A: Stop worrying about the pain as it will subside. Unless you live with Kymberly. Your muscles are adapting to the fact that you are asking them to pay rent after letting them mooch off you free for years. As long as the pain is not in your joints, you are fine. If your trainer is just the right combination of sadism and compassion, your muscles should be somewhat sore after every session! You wouldn’t pay him to let you lie in the sun would you? While we’re on the topic of numbers, I want to encourage you to pay less attention to your scale (at least for the first few months) and more attention to your clothing size. The speed at which you gain muscle strength (and mass) and lose fat is not exactly equal, so you might not enjoy the scale for a while. I mention this in a purely caring, I Hate Scales, kind of way.

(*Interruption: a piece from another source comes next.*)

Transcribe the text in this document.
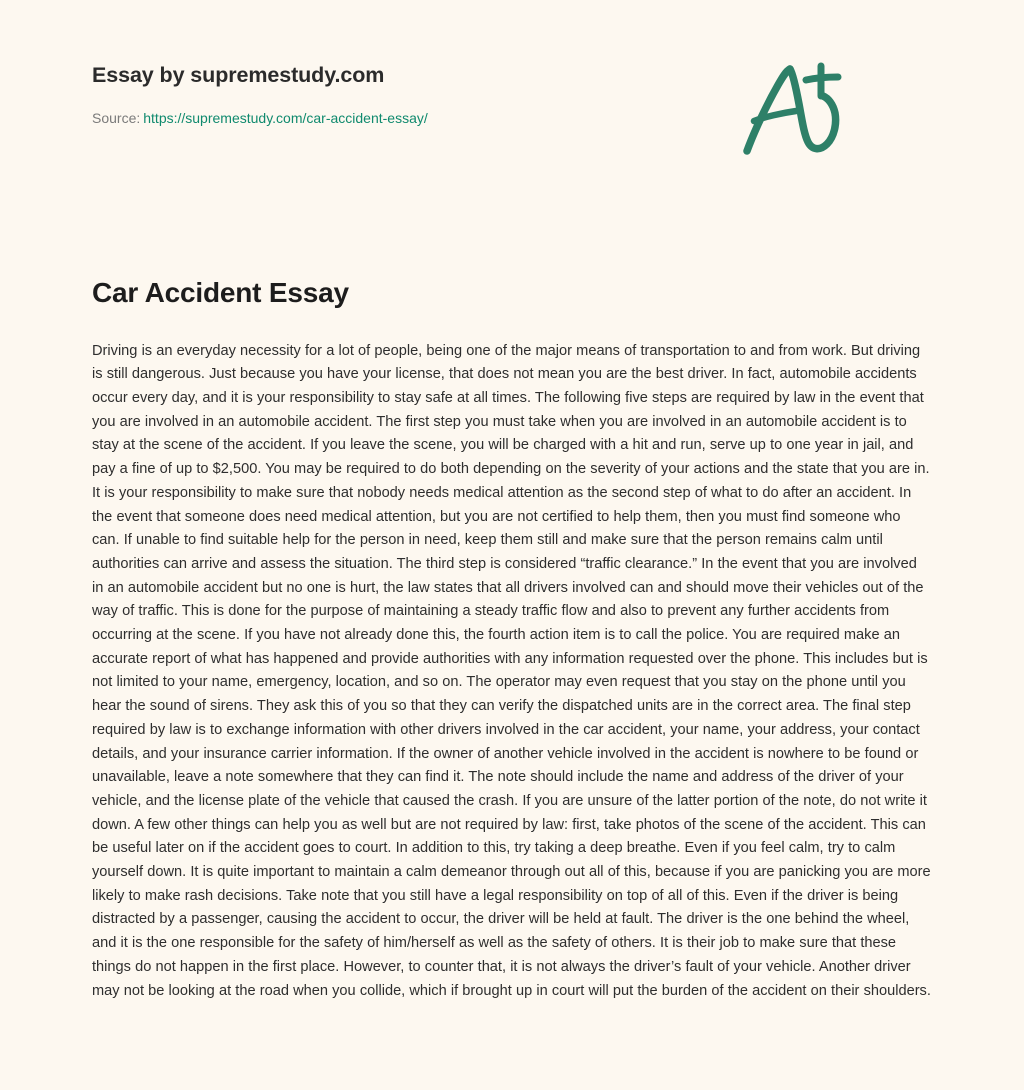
Essay by supremestudy.com
Source: https://supremestudy.com/car-accident-essay/
Car Accident Essay

Driving is an everyday necessity for a lot of people, being one of the major means of transportation to and from work. But driving is still dangerous. Just because you have your license, that does not mean you are the best driver. In fact, automobile accidents occur every day, and it is your responsibility to stay safe at all times. The following five steps are required by law in the event that you are involved in an automobile accident. The first step you must take when you are involved in an automobile accident is to stay at the scene of the accident. If you leave the scene, you will be charged with a hit and run, serve up to one year in jail, and pay a fine of up to $2,500. You may be required to do both depending on the severity of your actions and the state that you are in. It is your responsibility to make sure that nobody needs medical attention as the second step of what to do after an accident. In the event that someone does need medical attention, but you are not certified to help them, then you must find someone who can. If unable to find suitable help for the person in need, keep them still and make sure that the person remains calm until authorities can arrive and assess the situation. The third step is considered “traffic clearance.” In the event that you are involved in an automobile accident but no one is hurt, the law states that all drivers involved can and should move their vehicles out of the way of traffic. This is done for the purpose of maintaining a steady traffic flow and also to prevent any further accidents from occurring at the scene. If you have not already done this, the fourth action item is to call the police. You are required make an accurate report of what has happened and provide authorities with any information requested over the phone. This includes but is not limited to your name, emergency, location, and so on. The operator may even request that you stay on the phone until you hear the sound of sirens. They ask this of you so that they can verify the dispatched units are in the correct area. The final step required by law is to exchange information with other drivers involved in the car accident, your name, your address, your contact details, and your insurance carrier information. If the owner of another vehicle involved in the accident is nowhere to be found or unavailable, leave a note somewhere that they can find it. The note should include the name and address of the driver of your vehicle, and the license plate of the vehicle that caused the crash. If you are unsure of the latter portion of the note, do not write it down. A few other things can help you as well but are not required by law: first, take photos of the scene of the accident. This can be useful later on if the accident goes to court. In addition to this, try taking a deep breathe. Even if you feel calm, try to calm yourself down. It is quite important to maintain a calm demeanor through out all of this, because if you are panicking you are more likely to make rash decisions. Take note that you still have a legal responsibility on top of all of this. Even if the driver is being distracted by a passenger, causing the accident to occur, the driver will be held at fault. The driver is the one behind the wheel, and it is the one responsible for the safety of him/herself as well as the safety of others. It is their job to make sure that these things do not happen in the first place. However, to counter that, it is not always the driver’s fault of your vehicle. Another driver may not be looking at the road when you collide, which if brought up in court will put the burden of the accident on their shoulders.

As we are both group exercise instructors, we are mucho partial to that form of exercise. Read the class descriptions, choose one that does not have these words–advanced, extreme, high, super, energetic, or killer–and get in there. You can wear your baggiest shmatte so don’t worry about the clingy wear at all. Inform the teacher before class starts that you are a beginner. Say you are nervous. Say you want to be right in front so she or he can keep an eye on you. Allude ever so casually to your medical issues if they will affect your heart rate or ability to remain upright. Tell yourself you’ll do 20 minutes, then stay for 30. Let your teacher know with a smile and thumbs up that you are leaving early because you made it this far. We teacher types get nervous if we think people are leaving early so they can go pass out in the locker room. Oh, while you’re in the locker room, look in the mirror and say “Yay-ess! I did it. And will keep on doing it.” We have no idea what “it” is, but have gotten lots of entertainment out of seeing suckers students do this!

Pained Readers: Do you remember first starting out an exercise program? What do you recall about it? And do you like paintings by Rubens?